Despite the promising results and valuable insights, this study has several limitations that should be acknowledged. First, although the RF classifier performed well in this study, the accuracy of PV extraction still depends on the quality and representativeness of training samples, which may vary across time and regions. Second, the current analysis mainly focused on the spatial distribution and landscape patterns in 2024; temporal dynamics and long-term ecological impacts of PV expansion remain to be explored in future studies. Finally, future research could further integrate or compare machine learning and deep learning frameworks to systematically evaluate their differences in extraction accuracy and other performance aspects.

5. Conclusions

This study developed an RF classifier integrating multi-source features on the GEE platform, enabling the remote sensing extraction and spatial identification of PV stations in the Inner Mongolia Yellow River Basin in 2024. The results indicate that the RF classifier demonstrates high accuracy in PV identification, with features such as NDTI, B8, and LSWI contributing significantly to the classification.

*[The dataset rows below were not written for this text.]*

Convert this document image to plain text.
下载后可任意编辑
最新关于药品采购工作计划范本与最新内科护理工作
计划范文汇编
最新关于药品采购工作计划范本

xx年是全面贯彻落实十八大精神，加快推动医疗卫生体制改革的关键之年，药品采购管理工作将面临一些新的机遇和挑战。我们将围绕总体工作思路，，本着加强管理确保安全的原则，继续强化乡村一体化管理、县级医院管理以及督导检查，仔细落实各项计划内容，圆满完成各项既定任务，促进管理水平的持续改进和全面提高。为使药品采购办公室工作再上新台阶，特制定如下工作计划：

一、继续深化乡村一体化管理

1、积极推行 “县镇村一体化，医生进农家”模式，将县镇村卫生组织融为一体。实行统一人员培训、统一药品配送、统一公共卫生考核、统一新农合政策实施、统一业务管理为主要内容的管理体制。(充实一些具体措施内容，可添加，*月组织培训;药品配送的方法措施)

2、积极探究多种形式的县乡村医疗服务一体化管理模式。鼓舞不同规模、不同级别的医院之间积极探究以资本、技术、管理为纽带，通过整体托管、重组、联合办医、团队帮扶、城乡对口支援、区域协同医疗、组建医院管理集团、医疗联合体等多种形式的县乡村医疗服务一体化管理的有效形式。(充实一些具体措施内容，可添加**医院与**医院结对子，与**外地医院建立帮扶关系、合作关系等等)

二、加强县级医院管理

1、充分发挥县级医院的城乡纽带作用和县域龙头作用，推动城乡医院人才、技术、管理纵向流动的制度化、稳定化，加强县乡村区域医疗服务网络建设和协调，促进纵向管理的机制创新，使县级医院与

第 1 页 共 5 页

The spatial distribution of PV stations in the study area exhibits an overall pattern of “overall dispersion with local clustering,” with notable heterogeneity across different leagues and cities and a large-scale clustering trend driven by policy guidance. This study enriches the framework of feature selection and model application for remote sensing-based identification of centralized PV systems in arid and semi-arid regions, offering a quantitative basis for understanding site selection preferences. These findings suggest that policymakers and land-use planners should prioritize PV development in unused or low-coverage grasslands, while strengthening monitoring and restoration measures in densely clustered areas to balance renewable energy expansion with sustainable land management in arid regions. Future studies could further incorporate long-term time series and high-resolution remote sensing data to achieve multi-temporal dynamic monitoring and more detailed spatial identification of PV stations.